The equipment — donated through a partnership with Their Opportunity, a national children’s charity that delivers & subsidizes local sport for development & community engagement programming — accompanied a learn-to-play lacrosse clinic for the youth of the community delivered in part by Black Bears forward and assistant captain Reilly O’Connor.

Along with O’Connor were Adam Gardner, the founder and director of Next Level Lacrosse, and Asennnaienton (Frank) Horn, a proud Kanien’keha:ke (Mohawk) from sister communities of Kahnawake and Kanesatake in Quebec and the Indigenous Advisor for Their Opportunity.

“I love the power of sport,” O’Connor told a group of more than 20 children from the community before the clinic began. “It’s given me the greatest memories of my life. It’s given me a lot of the best relationships of my life. So, hopefully today, we can create some of those memories. We can create some of those relationships. But first and foremost, we want it to be fun.”

O’Connor, Horn, and Gardner led the group, comprised of children ranging from four years old to teenagers, through a series of drills, with rapid improvement observed and many smiles and laughs spilling from faces young and old throughout the evening.

“My mom and dad met in the longhouse many moons ago and eventually got married. Growing up [in the city], I always knew who I was because of my families stories,” Horn told the children. “One of those stories that we had that was important to us was lacrosse. My brothers and I played lacrosse with old wooden sticks, and it was nice to just play this afternoon like I was 15 years old again.
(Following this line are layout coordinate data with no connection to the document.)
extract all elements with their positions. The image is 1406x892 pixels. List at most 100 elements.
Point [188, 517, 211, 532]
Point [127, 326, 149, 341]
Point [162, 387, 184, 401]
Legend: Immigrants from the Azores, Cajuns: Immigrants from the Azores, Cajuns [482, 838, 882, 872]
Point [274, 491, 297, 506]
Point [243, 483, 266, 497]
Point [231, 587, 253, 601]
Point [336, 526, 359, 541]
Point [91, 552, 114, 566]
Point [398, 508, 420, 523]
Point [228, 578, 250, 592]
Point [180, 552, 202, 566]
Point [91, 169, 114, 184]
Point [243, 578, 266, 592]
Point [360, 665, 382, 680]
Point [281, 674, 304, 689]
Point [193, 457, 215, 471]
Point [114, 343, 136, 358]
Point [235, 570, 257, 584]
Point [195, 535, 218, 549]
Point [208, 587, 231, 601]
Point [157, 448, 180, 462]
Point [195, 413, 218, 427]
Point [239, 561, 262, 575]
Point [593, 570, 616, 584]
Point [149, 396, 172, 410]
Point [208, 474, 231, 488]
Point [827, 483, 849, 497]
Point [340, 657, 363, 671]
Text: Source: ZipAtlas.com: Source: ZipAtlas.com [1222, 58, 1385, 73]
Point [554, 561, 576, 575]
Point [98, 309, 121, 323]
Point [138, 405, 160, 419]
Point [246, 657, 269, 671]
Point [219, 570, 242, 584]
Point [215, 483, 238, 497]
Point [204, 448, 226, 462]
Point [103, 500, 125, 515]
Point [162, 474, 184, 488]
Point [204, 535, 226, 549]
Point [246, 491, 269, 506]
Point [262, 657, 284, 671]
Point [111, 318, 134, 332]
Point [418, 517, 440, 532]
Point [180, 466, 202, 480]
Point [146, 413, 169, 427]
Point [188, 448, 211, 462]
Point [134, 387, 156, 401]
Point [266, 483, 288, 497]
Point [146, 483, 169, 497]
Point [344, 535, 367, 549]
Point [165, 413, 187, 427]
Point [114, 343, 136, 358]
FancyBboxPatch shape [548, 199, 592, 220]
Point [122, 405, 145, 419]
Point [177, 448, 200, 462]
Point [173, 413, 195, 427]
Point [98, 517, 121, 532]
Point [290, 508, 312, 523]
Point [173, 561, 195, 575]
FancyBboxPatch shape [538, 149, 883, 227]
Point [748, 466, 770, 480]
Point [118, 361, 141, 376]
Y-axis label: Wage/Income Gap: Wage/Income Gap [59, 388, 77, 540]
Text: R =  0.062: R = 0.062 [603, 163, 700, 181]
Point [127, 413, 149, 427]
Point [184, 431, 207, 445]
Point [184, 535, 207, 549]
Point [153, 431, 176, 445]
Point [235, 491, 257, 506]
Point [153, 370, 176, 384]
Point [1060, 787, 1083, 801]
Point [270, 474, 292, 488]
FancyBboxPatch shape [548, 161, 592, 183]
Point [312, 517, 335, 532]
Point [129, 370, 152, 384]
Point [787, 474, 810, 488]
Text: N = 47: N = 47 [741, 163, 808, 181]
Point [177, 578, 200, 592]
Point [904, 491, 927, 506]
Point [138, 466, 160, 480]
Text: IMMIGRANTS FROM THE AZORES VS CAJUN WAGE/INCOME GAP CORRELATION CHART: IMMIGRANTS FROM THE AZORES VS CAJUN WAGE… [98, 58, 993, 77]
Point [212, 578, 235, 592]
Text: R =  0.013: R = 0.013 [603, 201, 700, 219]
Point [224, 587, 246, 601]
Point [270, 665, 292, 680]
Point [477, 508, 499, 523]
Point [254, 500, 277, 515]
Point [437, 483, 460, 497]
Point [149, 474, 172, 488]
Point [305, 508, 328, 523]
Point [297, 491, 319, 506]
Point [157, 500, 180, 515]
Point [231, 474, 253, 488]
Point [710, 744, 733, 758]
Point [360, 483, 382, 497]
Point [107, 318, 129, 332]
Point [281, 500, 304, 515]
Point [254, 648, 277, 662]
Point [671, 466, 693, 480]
It’s a special memory for me, what this sport means to me and what this sport means to us as Indigenous people.”

The visit came a day before the Black Bears hosted the Creator’s Game Night, which honoured the Indigenous game of lacrosse. Before the game, children from both Pikwàkanagàn and the Kitigan Zibi Anishinabeg First Nation (located two hours north of Ottawa) joined Black Bears players on the turf at Canadian Tire Centre for a special visit.